Our existing precedent establishes that, as long as a prospective appellant’s intention is clear, VA is put on notice of his intention to seek further review of his claim, and the prospective appellant satisfies the due diligence requirement through the defective filing, that is the end of the matter. See Brandenburg, Bailey (Edward), and Santana-Venegas, all supra. Therefore, although I concur in the result reached by the majority, I must respectfully dissent from its holding that “the due diligence assessment, which is ‘relaxed’ in cases of timely misfilings by pro se, prospective appellants, is based on the totality of the circumstances surrounding the misfiling and actions taken after learning of the misfiling.” Ante at 222.

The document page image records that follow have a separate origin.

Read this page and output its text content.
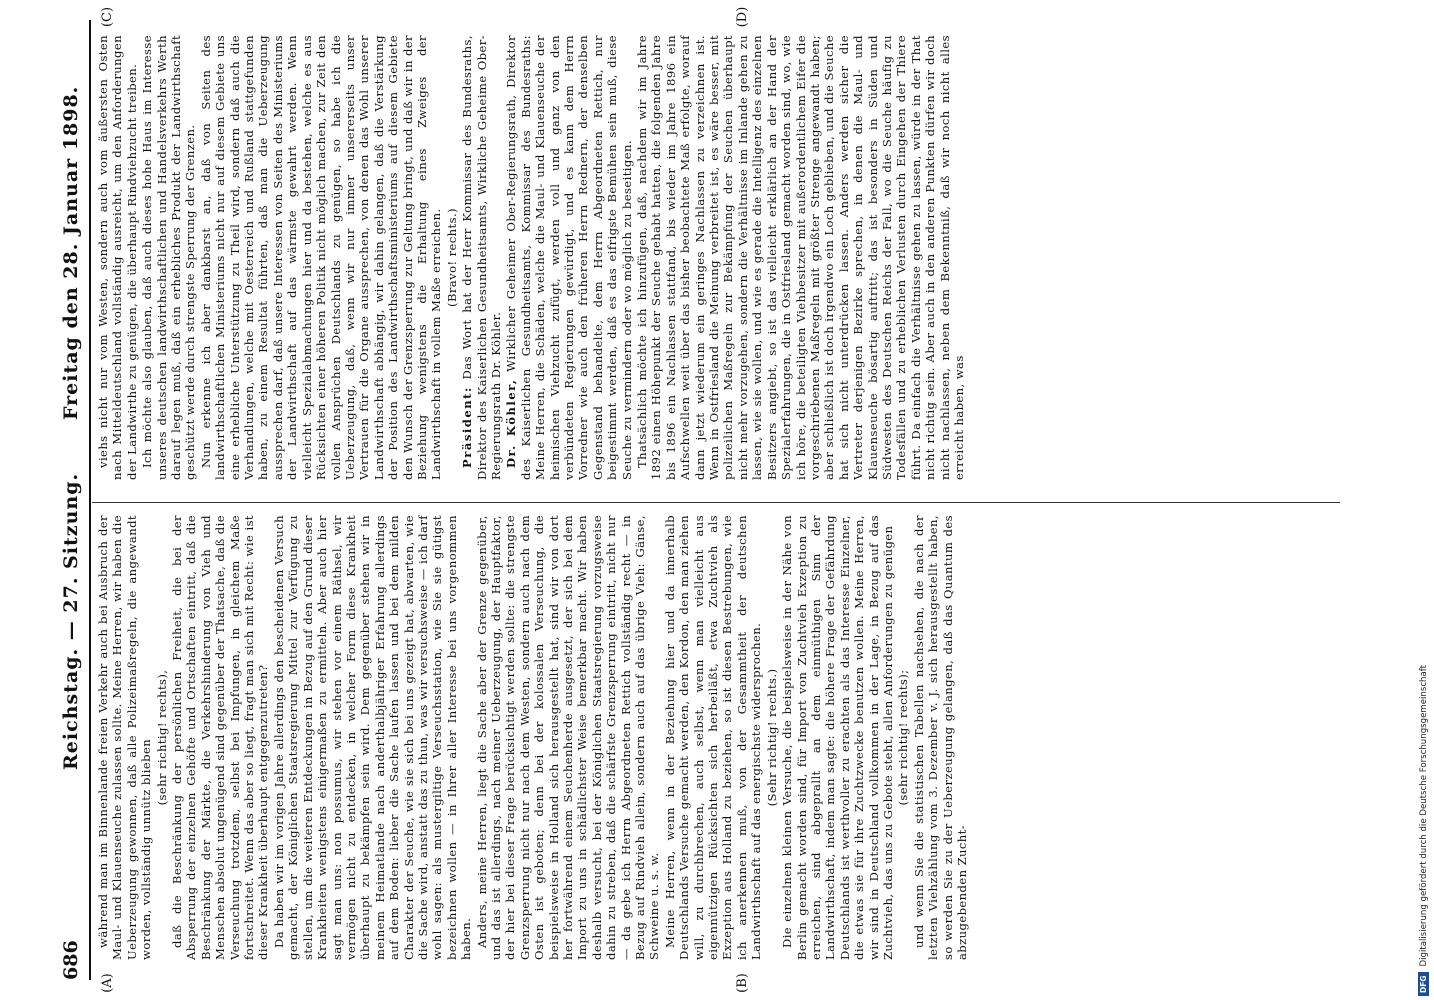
686
Reichstag. — 27. Sitzung.
Freitag den 28. Januar 1898.
(A)	(B)
(C)	(D)

während man im Binnenlande freien Verkehr auch bei Ausbruch der Maul- und Klauenseuche zulassen sollte. Meine Herren, wir haben die Ueberzeugung gewonnen, daß alle Polizeimaßregeln, die angewandt worden, vollständig unnütz blieben

(sehr richtig! rechts), daß die Beschränkung der persönlichen Freiheit, die bei der Absperrung der einzelnen Gehöfte und Ortschaften eintritt, daß die Beschränkung der Märkte, die Verkehrshinderung von Vieh und Menschen absolut ungenügend sind gegenüber der Thatsache, daß die Verseuchung trotzdem, selbst bei Impfungen, in gleichem Maße fortschreitet. Wenn das aber so liegt, fragt man sich mit Recht: wie ist dieser Krankheit überhaupt entgegenzutreten? Da haben wir im vorigen Jahre allerdings den bescheidenen Versuch gemacht, der Königlichen Staatsregierung Mittel zur Verfügung zu stellen, um die weiteren Entdeckungen in Bezug auf den Grund dieser Krankheiten wenigstens einigermaßen zu ermitteln. Aber auch hier sagt man uns: non possumus, wir stehen vor einem Räthsel, wir vermögen nicht zu entdecken, in welcher Form diese Krankheit überhaupt zu bekämpfen sein wird. Dem gegenüber stehen wir in meinem Heimatlande nach anderthalbjähriger Erfahrung allerdings auf dem Boden: lieber die Sache laufen lassen und bei dem milden Charakter der Seuche, wie sie sich bei uns gezeigt hat, abwarten, wie die Sache wird, anstatt das zu thun, was wir versuchsweise — ich darf wohl sagen: als mustergiltige Verseuchsstation, wie Sie sie gütigst bezeichnen wollen — in Ihrer aller Interesse bei uns vorgenommen haben. Anders, meine Herren, liegt die Sache aber der Grenze gegenüber, und das ist allerdings, nach meiner Ueberzeugung, der Hauptfaktor, der hier bei dieser Frage berücksichtigt werden sollte: die strengste Grenzsperrung nicht nur nach dem Westen, sondern auch nach dem Osten ist geboten; denn bei der kolossalen Verseuchung, die beispielsweise in Holland sich herausgestellt hat, sind wir von dort her fortwährend einem Seuchenherde ausgesetzt, der sich bei dem Import zu uns in schädlichster Weise bemerkbar macht. Wir haben deshalb versucht, bei der Königlichen Staatsregierung vorzugsweise dahin zu streben, daß die schärfste Grenzsperrung eintritt, nicht nur — da gebe ich Herrn Abgeordneten Rettich vollständig recht — in Bezug auf Rindvieh allein, sondern auch auf das übrige Vieh: Gänse, Schweine u. s. w. Meine Herren, wenn in der Beziehung hier und da innerhalb Deutschlands Versuche gemacht werden, den Kordon, den man ziehen will, zu durchbrechen, auch selbst, wenn man vielleicht aus eigennützigen Rücksichten sich herbeiläßt, etwa Zuchtvieh als Exzeption aus Holland zu beziehen, so ist diesen Bestrebungen, wie ich anerkennen muß, von der Gesammtheit der deutschen Landwirthschaft auf das energischste widersprochen. (Sehr richtig! rechts.) Die einzelnen kleinen Versuche, die beispielsweise in der Nähe von Berlin gemacht worden sind, für Import von Zuchtvieh Exzeption zu erreichen, sind abgeprallt an dem einmüthigen Sinn der Landwirthschaft, indem man sagte: die höhere Frage der Gefährdung Deutschlands ist werthvoller zu erachten als das Interesse Einzelner, die etwas sie für ihre Zuchtzwecke benutzen wollen. Meine Herren, wir sind in Deutschland vollkommen in der Lage, in Bezug auf das Zuchtvieh, das uns zu Gebote steht, allen Anforderungen zu genügen (sehr richtig! rechts); und wenn Sie die statistischen Tabellen nachsehen, die nach der letzten Viehzählung vom 3. Dezember v. J. sich herausgestellt haben, so werden Sie zu der Ueberzeugung gelangen, daß das Quantum des abzugebenden Zucht-

viehs nicht nur vom Westen, sondern auch vom äußersten Osten nach Mitteldeutschland vollständig ausreicht, um den Anforderungen der Landwirthe zu genügen, die überhaupt Rindviehzucht treiben. Ich möchte also glauben, daß auch dieses hohe Haus im Interesse unseres deutschen landwirthschaftlichen und Handelsverkehrs Werth darauf legen muß, daß ein erhebliches Produkt der Landwirthschaft geschützt werde durch strengste Sperrung der Grenzen. Nun erkenne ich aber dankbarst an, daß von Seiten des landwirthschaftlichen Ministeriums nicht nur auf diesem Gebiete uns eine erhebliche Unterstützung zu Theil wird, sondern daß auch die Verhandlungen, welche mit Oesterreich und Rußland stattgefunden haben, zu einem Resultat führten, daß man die Ueberzeugung aussprechen darf, daß unsere Interessen von Seiten des Ministeriums der Landwirthschaft auf das wärmste gewahrt werden. Wenn vielleicht Spezialabmachungen hier und da bestehen, welche es aus Rücksichten einer höheren Politik nicht möglich machen, zur Zeit den vollen Ansprüchen Deutschlands zu genügen, so habe ich die Ueberzeugung, daß, wenn wir nur immer unsererseits unser Vertrauen für die Organe aussprechen, von denen das Wohl unserer Landwirthschaft abhängig, wir dahin gelangen, daß die Verstärkung der Position des Landwirthschaftsministeriums auf diesem Gebiete den Wunsch der Grenzsperrung zur Geltung bringt, und daß wir in der Beziehung wenigstens die Erhaltung eines Zweiges der Landwirthschaft in vollem Maße erreichen. (Bravo! rechts.)

Präsident: Das Wort hat der Herr Kommissar des Bundesraths, Direktor des Kaiserlichen Gesundheitsamts, Wirkliche Geheime Ober-Regierungsrath Dr. Köhler. Dr. Köhler, Wirklicher Geheimer Ober-Regierungsrath, Direktor des Kaiserlichen Gesundheitsamts, Kommissar des Bundesraths: Meine Herren, die Schäden, welche die Maul- und Klauenseuche der heimischen Viehzucht zufügt, werden voll und ganz von den verbündeten Regierungen gewürdigt, und es kann dem Herrn Vorredner wie auch den früheren Herrn Rednern, der denselben Gegenstand behandelte, dem Herrn Abgeordneten Rettich, nur beigestimmt werden, daß es das eifrigste Bemühen sein muß, diese Seuche zu vermindern oder wo möglich zu beseitigen. Thatsächlich möchte ich hinzufügen, daß, nachdem wir im Jahre 1892 einen Höhepunkt der Seuche gehabt hatten, die folgenden Jahre bis 1896 ein Nachlassen stattfand, bis wieder im Jahre 1896 ein Aufschwellen weit über das bisher beobachtete Maß erfolgte, worauf dann jetzt wiederum ein geringes Nachlassen zu verzeichnen ist. Wenn in Ostfriesland die Meinung verbreitet ist, es wäre besser, mit polizeilichen Maßregeln zur Bekämpfung der Seuchen überhaupt nicht mehr vorzugehen, sondern die Verhältnisse im Inlande gehen zu lassen, wie sie wollen, und wie es gerade die Intelligenz des einzelnen Besitzers angiebt, so ist das vielleicht erklärlich an der Hand der Spezialerfahrungen, die in Ostfriesland gemacht worden sind, wo, wie ich höre, die beteiligten Viehbesitzer mit außerordentlichem Eifer die vorgeschriebenen Maßregeln mit größter Strenge angewandt haben; aber schließlich ist doch irgendwo ein Loch geblieben, und die Seuche hat sich nicht unterdrücken lassen. Anders werden sicher die Vertreter derjenigen Bezirke sprechen, in denen die Maul- und Klauenseuche bösartig auftritt; das ist besonders in Süden und Südwesten des Deutschen Reichs der Fall, wo die Seuche häufig zu Todesfällen und zu erheblichen Verlusten durch Eingehen der Thiere führt. Da einfach die Verhältnisse gehen zu lassen, würde in der That nicht richtig sein. Aber auch in den anderen Punkten dürfen wir doch nicht nachlassen, neben dem Bekenntniß, daß wir noch nicht alles erreicht haben, was

DFGDigitalisierung gefördert durch die Deutsche Forschungsgemeinschaft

. As a result, I also agree with the majority that this Court's decision in Reed v. Principi, 17 Vet.App. 380 (2003) — to the extent that it "stands for the proposition that equitable tolling based on a misfiled NOA applies only when the misfiling is at the RO that processed the claim or at the Board, or that timely misfilings at the OGC are not subject to equitable tolling per se, such holdings” — should be overturned. Ante at 218.

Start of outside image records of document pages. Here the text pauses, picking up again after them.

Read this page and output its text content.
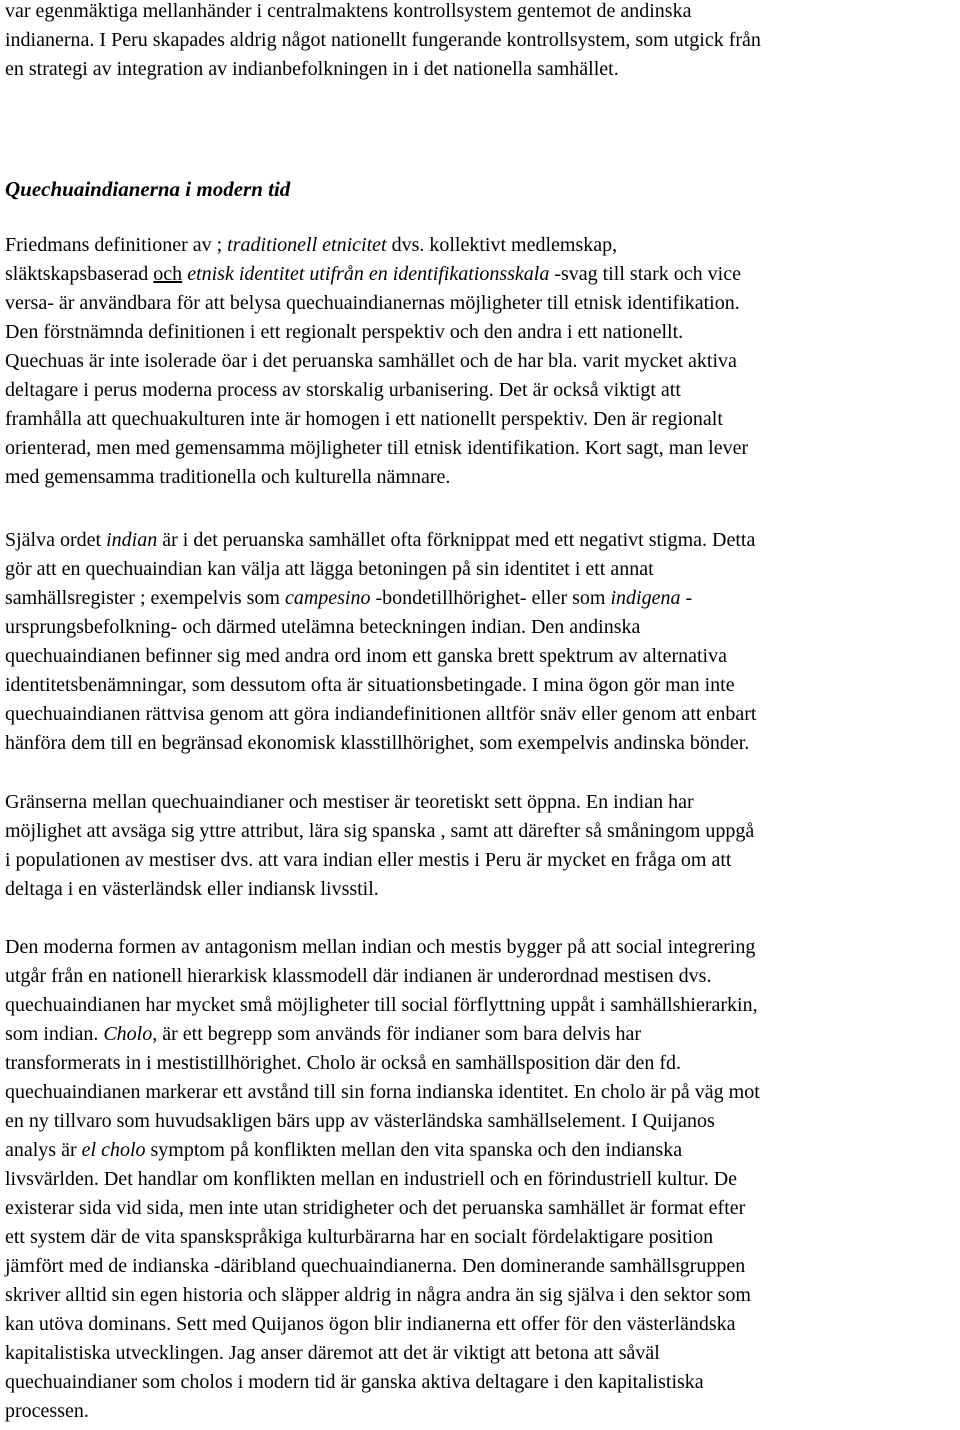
var egenmäktiga mellanhänder i centralmaktens kontrollsystem gentemot de andinska
indianerna. I Peru skapades aldrig något nationellt fungerande kontrollsystem, som utgick från
en strategi av integration av indianbefolkningen in i det nationella samhället.
Quechuaindianerna i modern tid
Friedmans definitioner av ; traditionell etnicitet dvs. kollektivt medlemskap,
släktskapsbaserad och etnisk identitet utifrån en identifikationsskala -svag till stark och vice
versa- är användbara för att belysa quechuaindianernas möjligheter till etnisk identifikation.
Den förstnämnda definitionen i ett regionalt perspektiv och den andra i ett nationellt.
Quechuas är inte isolerade öar i det peruanska samhället och de har bla. varit mycket aktiva
deltagare i perus moderna process av storskalig urbanisering. Det är också viktigt att
framhålla att quechuakulturen inte är homogen i ett nationellt perspektiv. Den är regionalt
orienterad, men med gemensamma möjligheter till etnisk identifikation. Kort sagt, man lever
med gemensamma traditionella och kulturella nämnare.
Själva ordet indian är i det peruanska samhället ofta förknippat med ett negativt stigma. Detta
gör att en quechuaindian kan välja att lägga betoningen på sin identitet i ett annat
samhällsregister ; exempelvis som campesino -bondetillhörighet- eller som indigena -
ursprungsbefolkning- och därmed utelämna beteckningen indian. Den andinska
quechuaindianen befinner sig med andra ord inom ett ganska brett spektrum av alternativa
identitetsbenämningar, som dessutom ofta är situationsbetingade. I mina ögon gör man inte
quechuaindianen rättvisa genom att göra indiandefinitionen alltför snäv eller genom att enbart
hänföra dem till en begränsad ekonomisk klasstillhörighet, som exempelvis andinska bönder.
Gränserna mellan quechuaindianer och mestiser är teoretiskt sett öppna. En indian har
möjlighet att avsäga sig yttre attribut, lära sig spanska , samt att därefter så småningom uppgå
i populationen av mestiser dvs. att vara indian eller mestis i Peru är mycket en fråga om att
deltaga i en västerländsk eller indiansk livsstil.
Den moderna formen av antagonism mellan indian och mestis bygger på att social integrering
utgår från en nationell hierarkisk klassmodell där indianen är underordnad mestisen dvs.
quechuaindianen har mycket små möjligheter till social förflyttning uppåt i samhällshierarkin,
som indian. Cholo, är ett begrepp som används för indianer som bara delvis har
transformerats in i mestistillhörighet. Cholo är också en samhällsposition där den fd.
quechuaindianen markerar ett avstånd till sin forna indianska identitet. En cholo är på väg mot
en ny tillvaro som huvudsakligen bärs upp av västerländska samhällselement. I Quijanos
analys är el cholo symptom på konflikten mellan den vita spanska och den indianska
livsvärlden. Det handlar om konflikten mellan en industriell och en förindustriell kultur. De
existerar sida vid sida, men inte utan stridigheter och det peruanska samhället är format efter
ett system där de vita spanskspråkiga kulturbärarna har en socialt fördelaktigare position
jämfört med de indianska -däribland quechuaindianerna. Den dominerande samhällsgruppen
skriver alltid sin egen historia och släpper aldrig in några andra än sig själva i den sektor som
kan utöva dominans. Sett med Quijanos ögon blir indianerna ett offer för den västerländska
kapitalistiska utvecklingen. Jag anser däremot att det är viktigt att betona att såväl
quechuaindianer som cholos i modern tid är ganska aktiva deltagare i den kapitalistiska
processen.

. The majority asserts that their view is not inconsistent with Federal Circuit precedent by emphasizing the Federal Circuit’s failure to state that the prospective appellant's post-misfiling actions were not relevant in Brandenburg and Santana-Venegas, and alludes to an implicit finding that the appellants had demonstrated diligence after learning of the misfiling, by stating that "those decisions specifically noted die time between the appellant learning of the misfiling and the proper filing at the Court." Ante at 222. This suggestion *235is not persuasive for two reasons. First, just as Brandenburg and Santana-Venegas do not find a lack of postmisfiling diligence, they also do not contain any affirmative finding that the appellant demonstrated due diligence after learning of the misfiling. Second, nowhere in the Federal Circuit’s analysis whether equitable tolling was warranted was the length of time between learning of the misfiling and proper filing at the Court pertinent to its discussion. See Santana-Venegas, 314 F.3d at 1297 (concluding that "Mr. Santana-Venegas acted diligently by filing his [NOA ] within 120 days of the [Board’s ] decision ... at the [RO] from which the claim originated” (emphasis added)); see also Brandenburg, 371 F.3d at 1364 (finding "no meaningful difference” between a misfiling at the Board and a misfiling at the RO).

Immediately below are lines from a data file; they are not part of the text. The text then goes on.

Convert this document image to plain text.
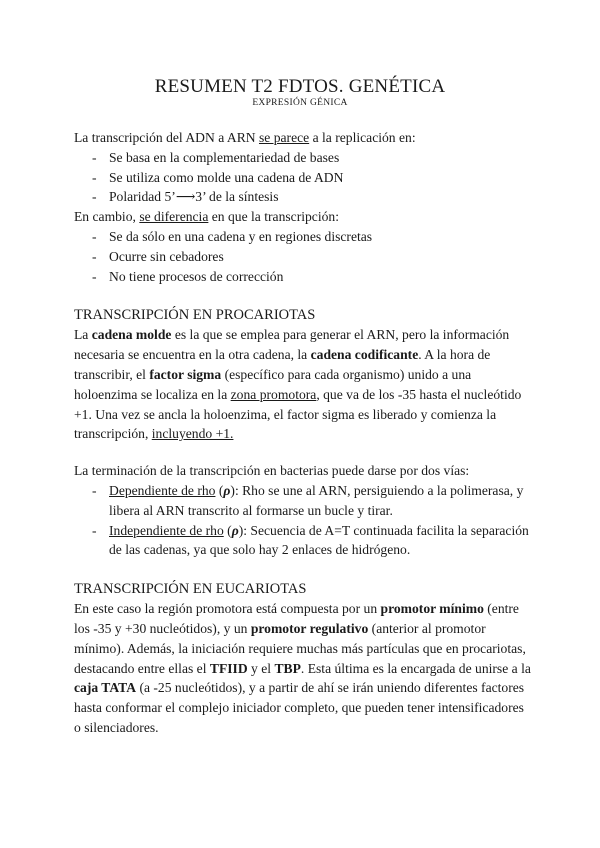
RESUMEN T2 FDTOS. GENÉTICA
EXPRESIÓN GÉNICA

La transcripción del ADN a ARN se parece a la replicación en:

- Se basa en la complementariedad de bases
- Se utiliza como molde una cadena de ADN
- Polaridad 5’⟶3’ de la síntesis

En cambio, se diferencia en que la transcripción:

- Se da sólo en una cadena y en regiones discretas
- Ocurre sin cebadores
- No tiene procesos de corrección
TRANSCRIPCIÓN EN PROCARIOTAS

La cadena molde es la que se emplea para generar el ARN, pero la información necesaria se encuentra en la otra cadena, la cadena codificante. A la hora de transcribir, el factor sigma (específico para cada organismo) unido a una holoenzima se localiza en la zona promotora, que va de los -35 hasta el nucleótido +1. Una vez se ancla la holoenzima, el factor sigma es liberado y comienza la transcripción, incluyendo +1.

La terminación de la transcripción en bacterias puede darse por dos vías:

- Dependiente de rho (ρ): Rho se une al ARN, persiguiendo a la polimerasa, y libera al ARN transcrito al formarse un bucle y tirar.
- Independiente de rho (ρ): Secuencia de A=T continuada facilita la separación de las cadenas, ya que solo hay 2 enlaces de hidrógeno.
TRANSCRIPCIÓN EN EUCARIOTAS

En este caso la región promotora está compuesta por un promotor mínimo (entre los -35 y +30 nucleótidos), y un promotor regulativo (anterior al promotor mínimo). Además, la iniciación requiere muchas más partículas que en procariotas, destacando entre ellas el TFIID y el TBP. Esta última es la encargada de unirse a la caja TATA (a -25 nucleótidos), y a partir de ahí se irán uniendo diferentes factores hasta conformar el complejo iniciador completo, que pueden tener intensificadores o silenciadores.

Moreover, although the facts in Bailey (Edward), 351 F.3d at 1383, indicate that the appellant did not follow up with the Court until nearly six months after the RO received his timely misfiled NOA, the Federal Circuit did not suggest that these facts were pertinent to a determination whether due diligence had been satisfied. Instead, the Federal Circuit held "as a matter of law, [that] a veteran who attempts to file a[n NOA] by completing a document that is clearly intended to serve as a[n NOA] and who has that document delivered to the [RO] from which the veteran’s claim originated within the 120-day statutory period for appeal is entitled to invoke the doctrine of equitable tolling.” Id. at 1385 (emphasis added).

. My colleagues repeatedly emphasize the matters that are not decided in this decision: (1) ”[T]he Court will not now endeavor to provide an exhaustive list of factors to consider in a due diligence analysis” {ante at 220); (2) ”[W]e decline to address and leave for another day the question whether relaxed due diligence is required for the period between a timely misfiling and learning that the NOA was misfiled in the wrong location,” but observing that Mr. Rickett's actions during that period would appear to have satisfied that requirement.” {ante at 222 n. 5); (3) reiterating that “we decline to address in this decision whether relaxed due diligence was required of Mr. Rickett between his timely misfiling at the wrong location and his learning that he had misfiled” {ante at 225 n. 7 (emphasis added)). My colleagues' statement that they "decline to address” a question that was not raised by the parties and which represents a significant departure from the Federal Circuit's established precedent certainly alludes to more impending hurdles being placed in the pro se veteran’s path to judicial review.